Colonel James D. Nance South Carolina's Civil Wars 'Proper Commander'

Sammy Franks, Clemson University


Colonel James Drayton Nance was born in Newberry, South Carolina on October 10, 1837. He was a graduate of the Citadel and a practicing attorney at the outbreak of the Civil War. He was also instrumental in the training of the 3rd South Carolina Infantry. Most of the young men who went to war were wholly unprepared. Many on both sides felt the war would be short and never contemplated the horrors they would encounter. These young men had no military training, and what military knowledge they did possess came from ramshackle militia units whose real purpose was to patrol for runaway slaves. These militia units were described as worthless. They had no uniforms and no weapons of impact.
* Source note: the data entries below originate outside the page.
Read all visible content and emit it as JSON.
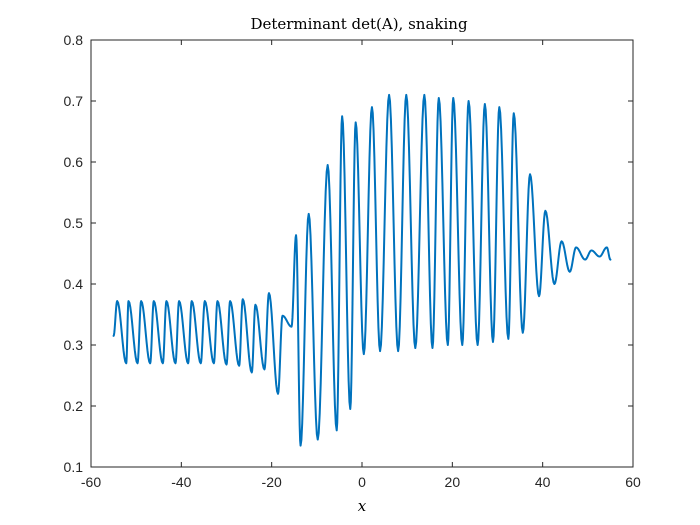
{
  "chart_data": {
    "type": "line",
    "title": "Determinant det(A), snaking",
    "xlabel": "x",
    "ylabel": "",
    "xlim": [
      -60,
      60
    ],
    "ylim": [
      0.1,
      0.8
    ],
    "xticks": [
      -60,
      -40,
      -20,
      0,
      20,
      40,
      60
    ],
    "yticks": [
      0.1,
      0.2,
      0.3,
      0.4,
      0.5,
      0.6,
      0.7,
      0.8
    ],
    "grid": false,
    "legend": "none",
    "colors": {
      "line": "#0072BD",
      "axes": "#262626"
    },
    "series": [
      {
        "x": [
          -55.0,
          -54.2,
          -52.2,
          -51.7,
          -49.7,
          -48.9,
          -46.9,
          -46.1,
          -44.1,
          -43.3,
          -41.3,
          -40.5,
          -38.5,
          -37.7,
          -35.7,
          -34.8,
          -32.8,
          -32.0,
          -30.0,
          -29.2,
          -27.2,
          -26.4,
          -24.4,
          -23.6,
          -21.6,
          -20.6,
          -18.6,
          -17.6,
          -15.6,
          -14.6,
          -13.6,
          -11.8,
          -9.8,
          -7.6,
          -5.6,
          -4.4,
          -2.6,
          -1.4,
          0.4,
          2.2,
          4.0,
          6.0,
          8.0,
          9.8,
          11.8,
          13.8,
          15.6,
          17.0,
          19.0,
          20.2,
          22.2,
          23.6,
          25.6,
          27.2,
          29.0,
          30.4,
          32.4,
          33.6,
          35.6,
          37.2,
          39.2,
          40.6,
          42.6,
          44.2,
          46.0,
          47.4,
          49.4,
          50.8,
          52.6,
          54.2,
          55.0
        ],
        "y": [
          0.315,
          0.372,
          0.27,
          0.372,
          0.27,
          0.372,
          0.27,
          0.372,
          0.27,
          0.372,
          0.27,
          0.372,
          0.27,
          0.372,
          0.27,
          0.372,
          0.27,
          0.372,
          0.268,
          0.372,
          0.266,
          0.375,
          0.255,
          0.366,
          0.26,
          0.385,
          0.22,
          0.348,
          0.33,
          0.48,
          0.135,
          0.515,
          0.145,
          0.595,
          0.16,
          0.675,
          0.195,
          0.665,
          0.285,
          0.69,
          0.29,
          0.71,
          0.29,
          0.71,
          0.295,
          0.71,
          0.295,
          0.705,
          0.3,
          0.705,
          0.3,
          0.7,
          0.3,
          0.695,
          0.305,
          0.69,
          0.31,
          0.68,
          0.32,
          0.58,
          0.38,
          0.52,
          0.4,
          0.47,
          0.42,
          0.46,
          0.44,
          0.455,
          0.445,
          0.46,
          0.44
        ]
      }
    ]
  }
}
They joined the militia units for fun and frolic, never realizing that war was a serious business. All students of the Civil War are familiar with the Lee's, Stuarts, Jacksons, and Hamptons, but what about the colonels? It was men like James D. Nance in the fog of battle that would make the crucial decisions about life and death. Historians have devoted little attention to these men. Although there are excellent unit histories, little has been written about the men who trained and led these units. It has been stated that Nance showed an outstanding ability to lead, and that his command followed him never questioning his skill. His ability to advance under the pressure of combat and his ability to extract his command from destruction never faltered. His mental capacity was always sharp and his decisions toward his command sound. Nance was a strict disciplinarian who had a demanding nature. His devotion to duty never wavered and he expected the same from his men. This is an excellent opportunity to study and analyze a part of the command structure of the Civil War that has been neglected by historians.
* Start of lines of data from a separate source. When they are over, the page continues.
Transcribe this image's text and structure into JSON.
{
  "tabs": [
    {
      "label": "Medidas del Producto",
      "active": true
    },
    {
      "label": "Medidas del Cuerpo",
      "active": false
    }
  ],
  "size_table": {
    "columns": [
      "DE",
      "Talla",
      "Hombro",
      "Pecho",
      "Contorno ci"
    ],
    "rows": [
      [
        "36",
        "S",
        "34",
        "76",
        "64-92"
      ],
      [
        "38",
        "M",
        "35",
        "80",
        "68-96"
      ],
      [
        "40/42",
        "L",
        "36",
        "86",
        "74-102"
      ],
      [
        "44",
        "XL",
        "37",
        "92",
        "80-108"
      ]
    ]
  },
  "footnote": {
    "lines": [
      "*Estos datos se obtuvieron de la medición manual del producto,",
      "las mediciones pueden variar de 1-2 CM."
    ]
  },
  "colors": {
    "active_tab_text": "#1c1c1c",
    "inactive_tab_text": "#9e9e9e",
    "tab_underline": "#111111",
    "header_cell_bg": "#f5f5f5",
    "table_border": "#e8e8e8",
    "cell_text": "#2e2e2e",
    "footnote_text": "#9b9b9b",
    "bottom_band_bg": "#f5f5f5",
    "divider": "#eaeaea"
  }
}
I have relied upon Colonel Nance's letters to his sister Laura more than any other source to tell Nance's story in his own words. It is not only an opportunity for Nance to speak for himself; it is also an addition to Civil War historiography. Nance had a close relationship with his sister, and his letters to her reveal a man devoted to his cause, his ideology, his family, and his God. These letters have provided a window into another time.